Ming-Wei Chang is a PhD candidate in University of Illinois at Urbana-Champaign.

He has done work on Machine Learning in Natural Language Processing and Information Extraction and has published a number of papers in several international conferences including "Learning and Inference with Constraints" (AAAI’08), "Guiding Semi-Supervision with Constraint-Driven Learning" (ACL’07) and “Unsupervised Constraint Driven Learning For Transliteration Discovery. (NAACL’09). He co-presented a tutorial on CCMs in EACL’09.

Nicholas Rizzolo
University of Illinois at Urbana-Champaign
rizzolo@illinois.edu

Nicholas Rizzolo is a PhD candidate in University of Illinois at Urbana-Champaign.

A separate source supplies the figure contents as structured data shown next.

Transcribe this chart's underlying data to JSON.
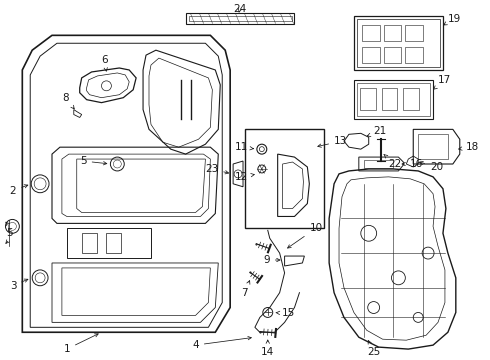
{
  "background_color": "#ffffff",
  "line_color": "#1a1a1a",
  "figsize": [
    4.9,
    3.6
  ],
  "dpi": 100
}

He has done work on Machine Learning in Natural Language Processing and is the principal developer of Learning Based Java (LBJ) a modeling language for Constrained Conditional Models. He has published a number of papers on these topics, including "Learning and Inference with Constraints" (AAAI’08) and “Modeling Discriminative Global Inference” (ICSC’07)

Dan Roth
University of Illinois at Urbana-Champaign
danr@cs.uiuc.edu

Dan Roth is a Professor in the Department of Computer Science at the University of Illinois at Urbana-Champaign and the Beckman Institute of Advanced Science and Technology (UIUC) and a Willett Faculty Scholar of the College of Engineering. He has published broadly in machine learning, natural language processing, knowledge representation and reasoning and received several best paper and research awards. He has developed several machine learning based natural language processing systems including an award winning semantic parser, and has presented invited talks in several international conferences, and several tutorials on machine learning for NLP. Dan Roth has written the first paper on Constrained Conditional Models along with his student Scott Yih, presented in CoNLL’04, and since then has worked on learning and inference issue within this framework as well as on applying it for several NLP problems, including Semantic Role Labeling, Information Extraction and Transliteration. He has presented several invited talks that have addresses aspect of this model.